Lo riaccompagna a casa il professor Clemens che ha un laboratorio scientifico nei pressi di un sito indiano, arrivato nel recinto delle pecore non si sa bene quali siano le intenzioni di Eddie ma quando prende su un agnellino comincia a vedere luci e ossa svolazzanti, pecore che gli volano addosso e strane forme lisergiche.

In preda allo shock sviene e il mattino dopo si ritrova con uno strano embrione di pecora insanguinato. Dopo averlo tirato su, il Professore porta la cosa nel suo laboratorio. Mentre il mostro prende forma assistiamo ad una serie di intrighi che vedono protagonisti il boss del paese, un nero pistolero che sembra uscito da "Mezzogiorno e mezzo di fuoco", un baffuto psicopatico e un cane che si becca una pallottola vagante, gli fanno il funerale in chiesa e si scopre che era vivo nella cassa. Il colpevole è il nero che viene assalito dal baffuto il quale ordisce un tranello e lo fa arrestare. Nottetempo arrivano dei pistoleri mascherati che lo prendono dalla cella e vogliono impiccarlo ma la pecora mutante si libera e comincia a uccidere tutti.
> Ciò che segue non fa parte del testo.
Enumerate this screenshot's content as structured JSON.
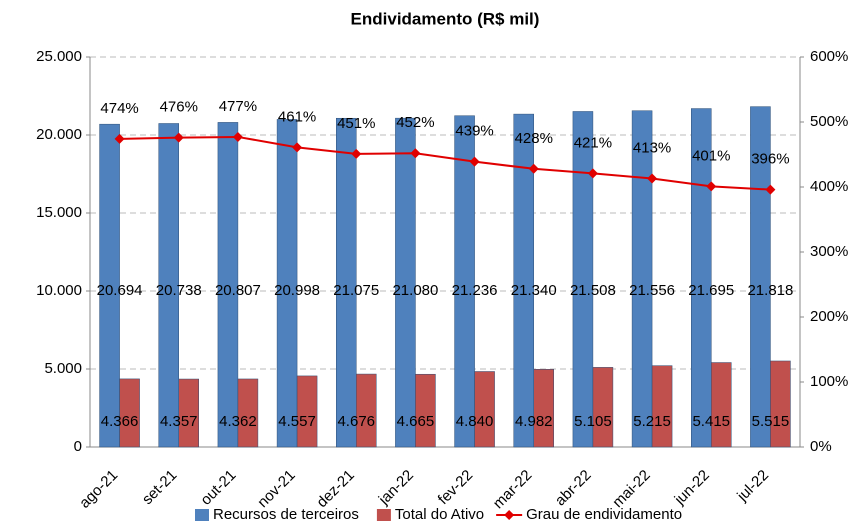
{
  "chart_data": {
    "type": "bar-line",
    "title": "Endividamento  (R$ mil)",
    "categories": [
      "ago-21",
      "set-21",
      "out-21",
      "nov-21",
      "dez-21",
      "jan-22",
      "fev-22",
      "mar-22",
      "abr-22",
      "mai-22",
      "jun-22",
      "jul-22"
    ],
    "series": [
      {
        "name": "Recursos de terceiros",
        "type": "bar",
        "color": "#4f81bd",
        "values": [
          20694,
          20738,
          20807,
          20998,
          21075,
          21080,
          21236,
          21340,
          21508,
          21556,
          21695,
          21818
        ],
        "value_labels": [
          "20.694",
          "20.738",
          "20.807",
          "20.998",
          "21.075",
          "21.080",
          "21.236",
          "21.340",
          "21.508",
          "21.556",
          "21.695",
          "21.818"
        ]
      },
      {
        "name": "Total do Ativo",
        "type": "bar",
        "color": "#c0504d",
        "values": [
          4366,
          4357,
          4362,
          4557,
          4676,
          4665,
          4840,
          4982,
          5105,
          5215,
          5415,
          5515
        ],
        "value_labels": [
          "4.366",
          "4.357",
          "4.362",
          "4.557",
          "4.676",
          "4.665",
          "4.840",
          "4.982",
          "5.105",
          "5.215",
          "5.415",
          "5.515"
        ]
      },
      {
        "name": "Grau de endividamento",
        "type": "line",
        "axis": "y2",
        "color": "#e00000",
        "values": [
          474,
          476,
          477,
          461,
          451,
          452,
          439,
          428,
          421,
          413,
          401,
          396
        ],
        "value_labels": [
          "474%",
          "476%",
          "477%",
          "461%",
          "451%",
          "452%",
          "439%",
          "428%",
          "421%",
          "413%",
          "401%",
          "396%"
        ]
      }
    ],
    "ylim": [
      0,
      25000
    ],
    "yticks": [
      0,
      {
        "value": 5000,
        "label": "5.000"
      },
      {
        "value": 10000,
        "label": "10.000"
      },
      {
        "value": 15000,
        "label": "15.000"
      },
      {
        "value": 20000,
        "label": "20.000"
      },
      {
        "value": 25000,
        "label": "25.000"
      }
    ],
    "y2lim": [
      0,
      600
    ],
    "y2ticks": [
      {
        "value": 0,
        "label": "0%"
      },
      {
        "value": 100,
        "label": "100%"
      },
      {
        "value": 200,
        "label": "200%"
      },
      {
        "value": 300,
        "label": "300%"
      },
      {
        "value": 400,
        "label": "400%"
      },
      {
        "value": 500,
        "label": "500%"
      },
      {
        "value": 600,
        "label": "600%"
      }
    ],
    "grid": true,
    "legend": "bottom"
  }
}
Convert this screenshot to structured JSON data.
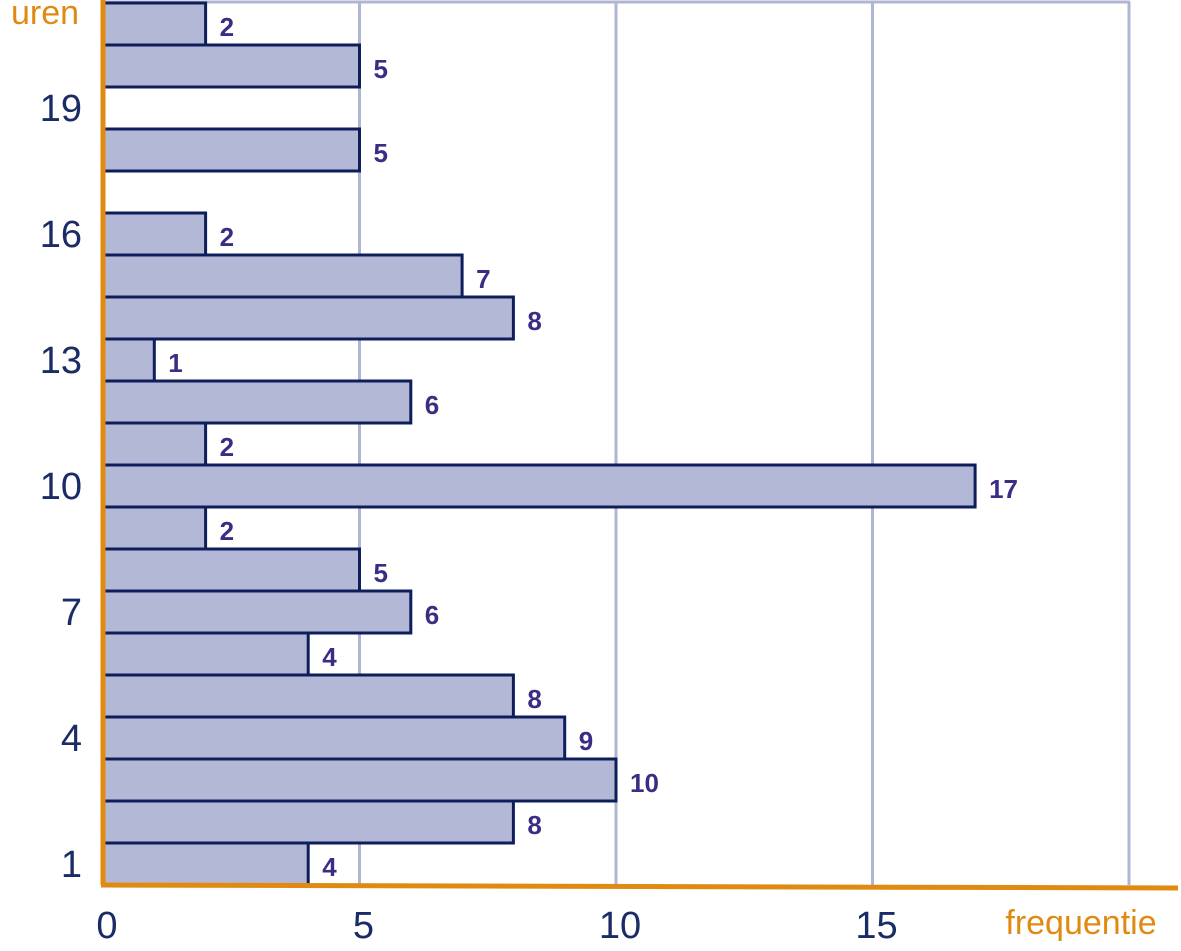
{
  "chart_data": {
    "type": "bar",
    "orientation": "horizontal",
    "xlabel": "frequentie",
    "ylabel": "uren",
    "xlim": [
      0,
      20
    ],
    "x_ticks": [
      0,
      5,
      10,
      15
    ],
    "y_ticks": [
      1,
      4,
      7,
      10,
      13,
      16,
      19
    ],
    "grid": "vertical",
    "categories": [
      1,
      2,
      3,
      4,
      5,
      6,
      7,
      8,
      9,
      10,
      11,
      12,
      13,
      14,
      15,
      16,
      17,
      18,
      19,
      20,
      21
    ],
    "values": [
      4,
      8,
      10,
      9,
      8,
      4,
      6,
      5,
      2,
      17,
      2,
      6,
      1,
      8,
      7,
      2,
      0,
      5,
      0,
      5,
      2
    ],
    "data_labels": [
      "4",
      "8",
      "10",
      "9",
      "8",
      "4",
      "6",
      "5",
      "2",
      "17",
      "2",
      "6",
      "1",
      "8",
      "7",
      "2",
      "",
      "5",
      "",
      "5",
      "2"
    ]
  },
  "colors": {
    "bar_fill": "#b3b8d6",
    "bar_stroke": "#0d1e5a",
    "axis": "#e08a12",
    "grid": "#b0b5d3",
    "tick_text": "#1b2b66",
    "data_label": "#3b2d83",
    "axis_label": "#e08a12"
  }
}
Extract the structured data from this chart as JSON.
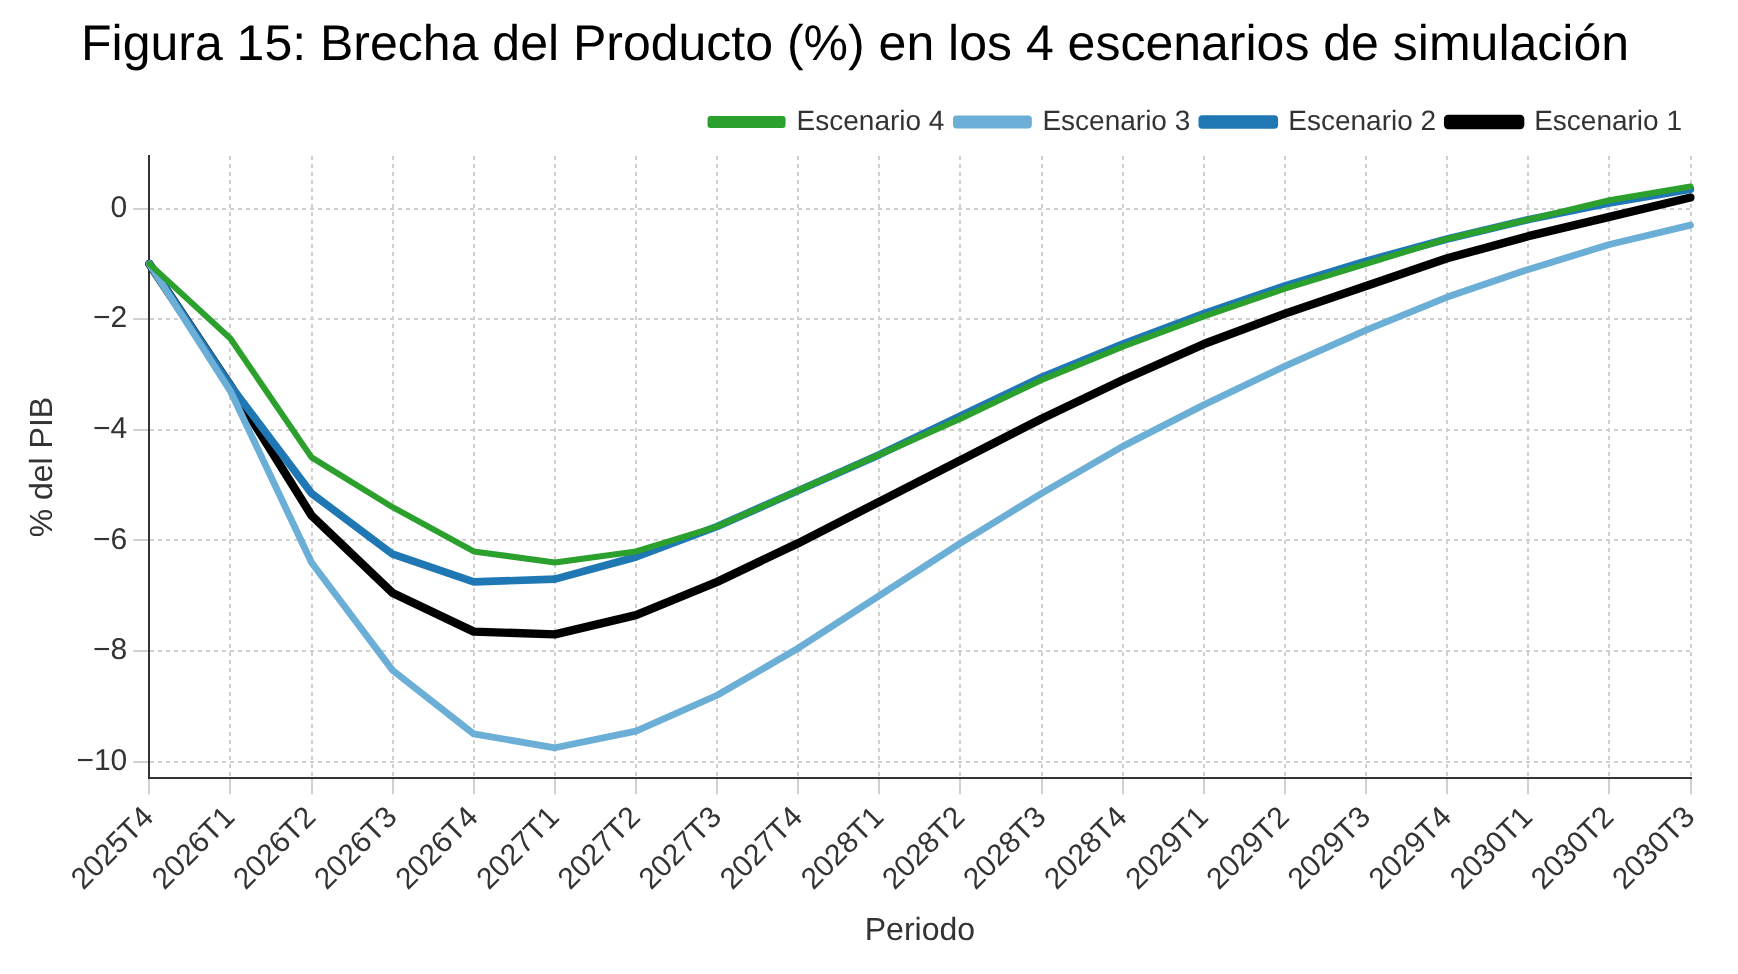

Un gruppo di cowboys armati di lazos catturano la pecora che viene esposta davanti alla gente del paese, a un certo punto scoppia un casino e la gente butta la pecora giù da un burrone facendola esplodere mentre il boss del paese sghignazza come se fosse il padrone del mondo. Giusto per dare un'idea del delirio vi basti sapere che una delle scene più scult vede il nero in prigione che cerca di attirare, cantando, l'attenzione del carceriere in canotta intento a mangiare, mentre la seconda scena weirdeggiante ci mostra invece l'assistente di Clemens che si mette a ballare con la pecora mutante. Non parliamo poi di quando il pecorone mannaro si rivela per quello che è, un claudicante costumone in cartapesta con la lingua di fuori e le braccia anteriori scompagnate che il poveruomo all'interno sventola come bandiere. Che dire poi del montaggio fatto a culo di cavallo come del resto mostra in primo piano il buon Hobbs in numerose sequenze, ovvero quando non è impegnato a riprendere parate in costume da vecchio west prese chissà dove. Lento come la morte, noioso oltre ogni dire, Godmonster ha dalla sua l'unicità del risultato e la creatura più ridicola che la storia del cinema ricordi.